Dr.+Aram+Ayalon+speaks+with+students+after+an+Education+Foundation+class.

Maria Basileo

Dr. Aram Ayalon speaks with students after an Education Foundation class.

Maria Basileo, Staff Writer

Dr. Aram Ayalon pressed play on a video on his laptop as a face of a young Iranian teenager flashed in an otherwise dark shot.

“We were sitting in a cafe and he showed me a video of how he smuggled himself from Greece to Italy in a ferry,” Ayalon explained.

The two met at a temporary refugee camp for unaccompanied boys on the island of Lesvos in Greece when Ayalon and his wife Michal traveled there in June 2016 as volunteers to teach English.

Ayalon has been an education professor at Central Connecticut since 2001 and has helped aspiring teachers learn more about curriculums and instruction in order to make their own classrooms successful.

“I like [teacher preparation] because you prepare one teacher, and the teacher affects thousands of kids,“ Ayalon said, who first majored in animal science before switching to education while earning his master’s degree at the University of Arizona.

When he’s not heading a classroom as a professor, he holds many other titles like volunteer, drill sergeant and New Britain aldermen.

Back in April 2016, Michal, who works as a senior lecturer at Trinity College, attended a talk there by Roger Benham and Heather Shepeard. The two were emergency medical professionals who had volunteered to travel to Greece to give medical aid to asylum seekers who were coming to shore.

“She came home and said, ‘That was really inspiring. Maybe we should go,’” Ayalon recalled. “We were going to go to Portugal or something and have a vacation, but we said, ‘Why don’t we do something more meaningful?’”

After reaching out to Save the Children, a nonprofit organization whose primary focus is on providing relief and aid to children in developing countries, the two booked their trip.

The unaccompanied boys had been removed from the main camp on the island over safety concerns due to a spike in violence. Ayalon was tasked with teaching and mentoring the boys who had come from countries like Afghanistan, Pakistan, Iran and Syria, while Michal worked to clean the beaches of debris from boats and life vests.

Most boys Ayalon worked with were speaking languages like Farsi, Dari and Arabic, and some even knew very little English.

“It was all a matter of creating a relationship,” Ayalon said about his methods in teaching at the camp. “We did simple things like Simon Says. I taught them handball [and] basketball. Many of them didn’t know [these activities].”

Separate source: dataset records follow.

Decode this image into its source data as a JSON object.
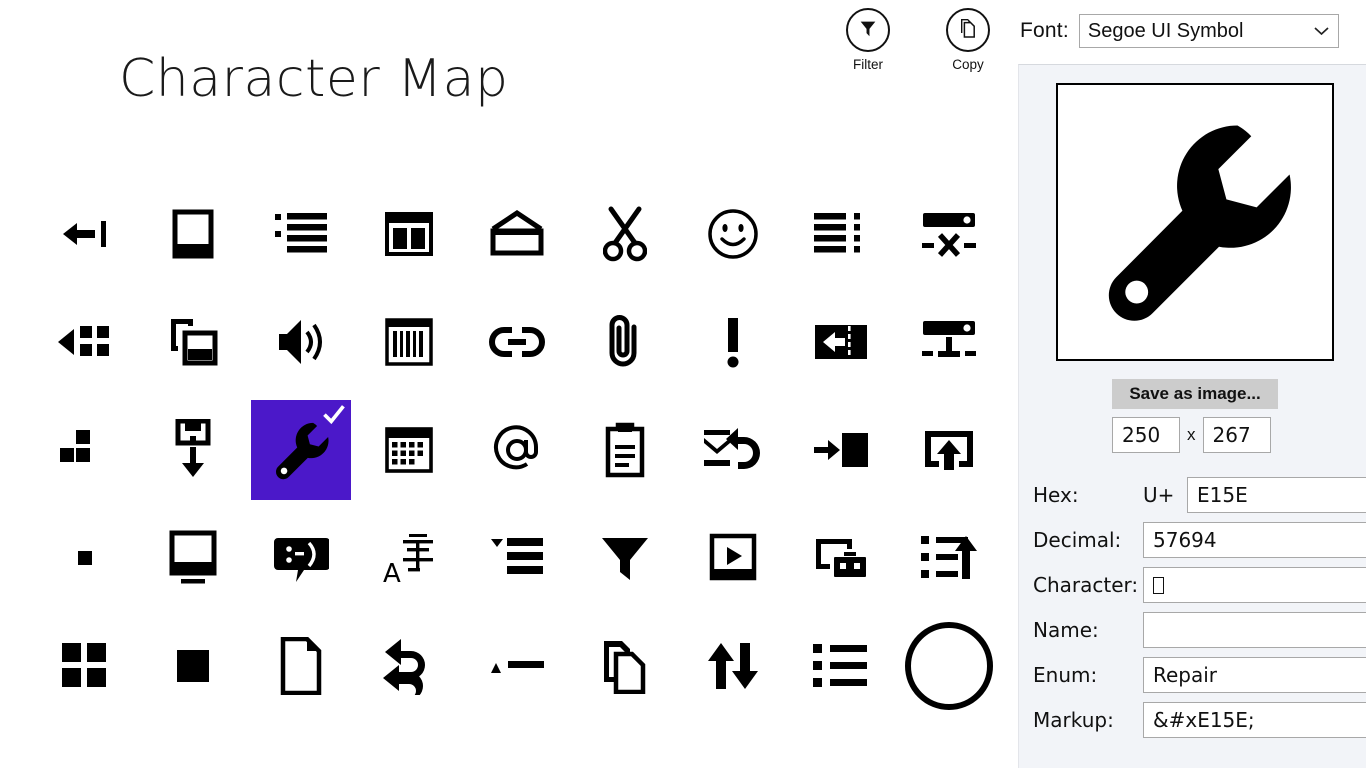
{
  "app": {
    "title": "Character Map",
    "accent_color": "#4b18c9",
    "panel_bg": "#f2f4f8"
  },
  "toolbar": {
    "filter_label": "Filter",
    "filter_icon": "filter-funnel-icon",
    "copy_label": "Copy",
    "copy_icon": "copy-pages-icon"
  },
  "font_selector": {
    "label": "Font:",
    "value": "Segoe UI Symbol",
    "chevron_icon": "chevron-down-icon"
  },
  "grid": {
    "columns": 9,
    "selected_index": 20,
    "selected_check_icon": "checkmark-icon",
    "cells": [
      {
        "index": 0,
        "icon": "back-to-window-icon"
      },
      {
        "index": 1,
        "icon": "tablet-portrait-icon"
      },
      {
        "index": 2,
        "icon": "bulleted-list-icon"
      },
      {
        "index": 3,
        "icon": "two-column-layout-icon"
      },
      {
        "index": 4,
        "icon": "open-envelope-icon"
      },
      {
        "index": 5,
        "icon": "scissors-icon"
      },
      {
        "index": 6,
        "icon": "smiley-face-icon"
      },
      {
        "index": 7,
        "icon": "list-with-dots-icon"
      },
      {
        "index": 8,
        "icon": "server-disconnect-icon"
      },
      {
        "index": 9,
        "icon": "back-to-tiles-icon"
      },
      {
        "index": 10,
        "icon": "copy-overlap-icon"
      },
      {
        "index": 11,
        "icon": "volume-speaker-icon"
      },
      {
        "index": 12,
        "icon": "barcode-icon"
      },
      {
        "index": 13,
        "icon": "link-chain-icon"
      },
      {
        "index": 14,
        "icon": "paperclip-icon"
      },
      {
        "index": 15,
        "icon": "exclamation-mark-icon"
      },
      {
        "index": 16,
        "icon": "eject-left-icon"
      },
      {
        "index": 17,
        "icon": "server-connect-icon"
      },
      {
        "index": 18,
        "icon": "tiles-small-icon"
      },
      {
        "index": 19,
        "icon": "save-download-icon"
      },
      {
        "index": 20,
        "icon": "wrench-repair-icon"
      },
      {
        "index": 21,
        "icon": "calendar-grid-icon"
      },
      {
        "index": 22,
        "icon": "at-sign-icon"
      },
      {
        "index": 23,
        "icon": "clipboard-paste-icon"
      },
      {
        "index": 24,
        "icon": "reply-all-mail-icon"
      },
      {
        "index": 25,
        "icon": "move-to-box-icon"
      },
      {
        "index": 26,
        "icon": "share-upload-icon"
      },
      {
        "index": 27,
        "icon": "small-square-icon"
      },
      {
        "index": 28,
        "icon": "monitor-screen-icon"
      },
      {
        "index": 29,
        "icon": "chat-smiley-bubble-icon"
      },
      {
        "index": 30,
        "icon": "language-translate-icon"
      },
      {
        "index": 31,
        "icon": "collapse-list-icon"
      },
      {
        "index": 32,
        "icon": "filter-funnel-icon"
      },
      {
        "index": 33,
        "icon": "video-play-frame-icon"
      },
      {
        "index": 34,
        "icon": "screen-toolbox-icon"
      },
      {
        "index": 35,
        "icon": "list-sort-up-icon"
      },
      {
        "index": 36,
        "icon": "four-tiles-icon"
      },
      {
        "index": 37,
        "icon": "filled-square-icon"
      },
      {
        "index": 38,
        "icon": "blank-page-icon"
      },
      {
        "index": 39,
        "icon": "reply-all-arrows-icon"
      },
      {
        "index": 40,
        "icon": "triangle-dash-icon"
      },
      {
        "index": 41,
        "icon": "copy-documents-icon"
      },
      {
        "index": 42,
        "icon": "sort-up-down-icon"
      },
      {
        "index": 43,
        "icon": "bulleted-list-squares-icon"
      },
      {
        "index": 44,
        "icon": "circle-outline-icon"
      }
    ]
  },
  "detail": {
    "preview_icon": "wrench-repair-icon",
    "save_button": "Save as image...",
    "width_value": "250",
    "size_separator": "x",
    "height_value": "267",
    "fields": [
      {
        "label": "Hex:",
        "prefix": "U+",
        "value": "E15E"
      },
      {
        "label": "Decimal:",
        "prefix": "",
        "value": "57694"
      },
      {
        "label": "Character:",
        "prefix": "",
        "value": ""
      },
      {
        "label": "Name:",
        "prefix": "",
        "value": ""
      },
      {
        "label": "Enum:",
        "prefix": "",
        "value": "Repair"
      },
      {
        "label": "Markup:",
        "prefix": "",
        "value": "&#xE15E;"
      }
    ]
  }
}
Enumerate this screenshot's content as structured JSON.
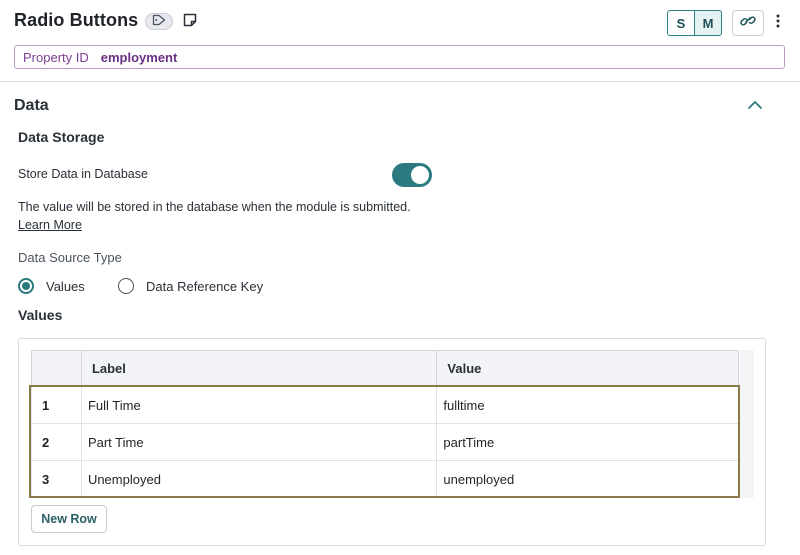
{
  "header": {
    "title": "Radio Buttons",
    "tag_icon": "tag-icon",
    "note_icon": "note-icon",
    "size_buttons": [
      "S",
      "M"
    ],
    "selected_size": "M",
    "link_icon": "link-icon",
    "more_icon": "vertical-dots-icon",
    "property_id_label": "Property ID",
    "property_id_value": "employment"
  },
  "section": {
    "title": "Data",
    "collapse_icon": "chevron-up-icon"
  },
  "data_storage": {
    "title": "Data Storage",
    "store_label": "Store Data in Database",
    "store_enabled": true,
    "help_text": "The value will be stored in the database when the module is submitted.",
    "learn_more": "Learn More"
  },
  "data_source": {
    "title": "Data Source Type",
    "options": [
      "Values",
      "Data Reference Key"
    ],
    "selected": "Values"
  },
  "values": {
    "title": "Values",
    "columns": [
      "Label",
      "Value"
    ],
    "rows": [
      {
        "num": "1",
        "label": "Full Time",
        "value": "fulltime"
      },
      {
        "num": "2",
        "label": "Part Time",
        "value": "partTime"
      },
      {
        "num": "3",
        "label": "Unemployed",
        "value": "unemployed"
      }
    ],
    "new_row_label": "New Row"
  },
  "colors": {
    "accent": "#2b7a80",
    "property_border": "#b99bc7",
    "selection_border": "#8a7a4a"
  }
}
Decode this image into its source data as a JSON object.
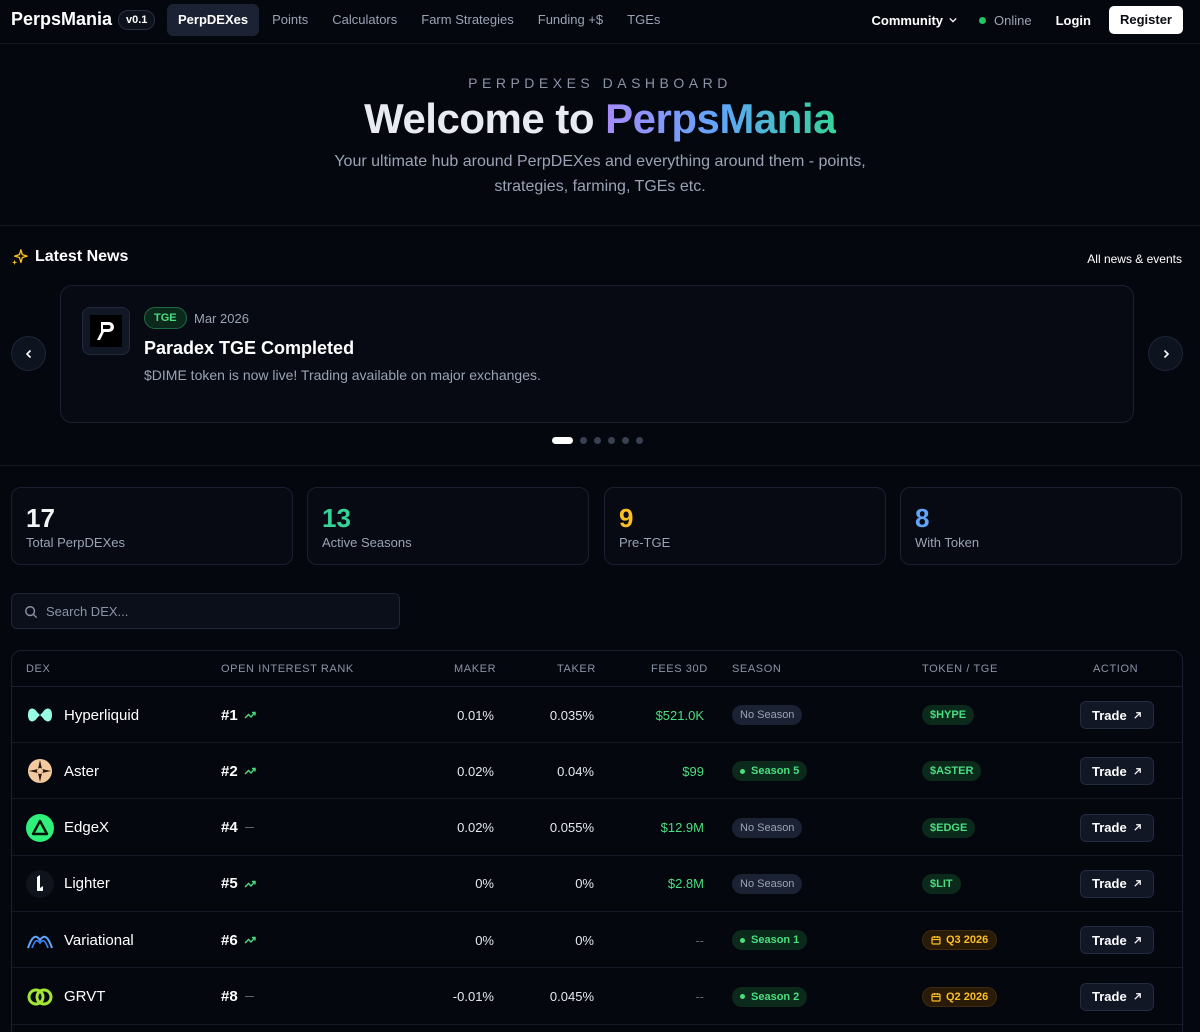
{
  "nav": {
    "brand": "PerpsMania",
    "version": "v0.1",
    "links": [
      {
        "label": "PerpDEXes",
        "active": true
      },
      {
        "label": "Points",
        "active": false
      },
      {
        "label": "Calculators",
        "active": false
      },
      {
        "label": "Farm Strategies",
        "active": false
      },
      {
        "label": "Funding +$",
        "active": false
      },
      {
        "label": "TGEs",
        "active": false
      }
    ],
    "community": "Community",
    "status": "Online",
    "login": "Login",
    "register": "Register"
  },
  "hero": {
    "eyebrow": "PERPDEXES DASHBOARD",
    "title_prefix": "Welcome to ",
    "title_highlight": "PerpsMania",
    "subtitle": "Your ultimate hub around PerpDEXes and everything around them - points, strategies, farming, TGEs etc."
  },
  "news": {
    "heading": "Latest News",
    "all_link": "All news & events",
    "item": {
      "tag": "TGE",
      "date": "Mar 2026",
      "headline": "Paradex TGE Completed",
      "body": "$DIME token is now live! Trading available on major exchanges."
    },
    "pagination": {
      "total": 6,
      "active": 0
    }
  },
  "stats": [
    {
      "value": "17",
      "label": "Total PerpDEXes",
      "color": "#f3f4f6"
    },
    {
      "value": "13",
      "label": "Active Seasons",
      "color": "#34d399"
    },
    {
      "value": "9",
      "label": "Pre-TGE",
      "color": "#fbbf24"
    },
    {
      "value": "8",
      "label": "With Token",
      "color": "#60a5fa"
    }
  ],
  "search": {
    "placeholder": "Search DEX..."
  },
  "table": {
    "headers": {
      "dex": "DEX",
      "oi_rank": "OPEN INTEREST RANK",
      "maker": "MAKER",
      "taker": "TAKER",
      "fees": "FEES 30D",
      "season": "SEASON",
      "token": "TOKEN / TGE",
      "action": "ACTION"
    },
    "trade_label": "Trade",
    "rows": [
      {
        "name": "Hyperliquid",
        "rank": "#1",
        "trend": "up",
        "maker": "0.01%",
        "taker": "0.035%",
        "fees": "$521.0K",
        "season": "No Season",
        "season_active": false,
        "token": "$HYPE",
        "token_type": "token"
      },
      {
        "name": "Aster",
        "rank": "#2",
        "trend": "up",
        "maker": "0.02%",
        "taker": "0.04%",
        "fees": "$99",
        "season": "Season 5",
        "season_active": true,
        "token": "$ASTER",
        "token_type": "token"
      },
      {
        "name": "EdgeX",
        "rank": "#4",
        "trend": "flat",
        "maker": "0.02%",
        "taker": "0.055%",
        "fees": "$12.9M",
        "season": "No Season",
        "season_active": false,
        "token": "$EDGE",
        "token_type": "token"
      },
      {
        "name": "Lighter",
        "rank": "#5",
        "trend": "up",
        "maker": "0%",
        "taker": "0%",
        "fees": "$2.8M",
        "season": "No Season",
        "season_active": false,
        "token": "$LIT",
        "token_type": "token"
      },
      {
        "name": "Variational",
        "rank": "#6",
        "trend": "up",
        "maker": "0%",
        "taker": "0%",
        "fees": "--",
        "season": "Season 1",
        "season_active": true,
        "token": "Q3 2026",
        "token_type": "tge"
      },
      {
        "name": "GRVT",
        "rank": "#8",
        "trend": "flat",
        "maker": "-0.01%",
        "taker": "0.045%",
        "fees": "--",
        "season": "Season 2",
        "season_active": true,
        "token": "Q2 2026",
        "token_type": "tge"
      }
    ]
  }
}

Originally from Israel, Ayalon served the mandatory three-year military service for all 18-year-old males. At the start of his service, he was a footsoldier working in basic training, but soon volunteered to command tanks after the October War, otherwise known as The Yom Kippur War, in 1973.

When his service had been fulfilled, the then 21-year-old set off on a four-and-a-half month European adventure with friends in a long-standing tradition for Israelis to travel following their time in the military.

“You graduate high school, and boom, you’re in the military. [Military service members] feel like, ‘I need to breathe air. I need to explore something else,’” Ayalon explained.

In November 2017, Ayalon won an alderman seat on the Common Council for his neighborhood, Ward 3. As a Democrat, he received 660 votes, electing him to serve CCSU’s campus and surrounding streets.

His main objective is serving his ward’s needs pertaining to the high number of renters.

“More than 50 percent of people who live in my ward are renters. The apartments they live in are not in good shape,” Ayalon said, vowing to serve low-income and Latino populations. “[They have] absentee landlords and landlords that aren’t treating their renters well. That’s my number one priority.”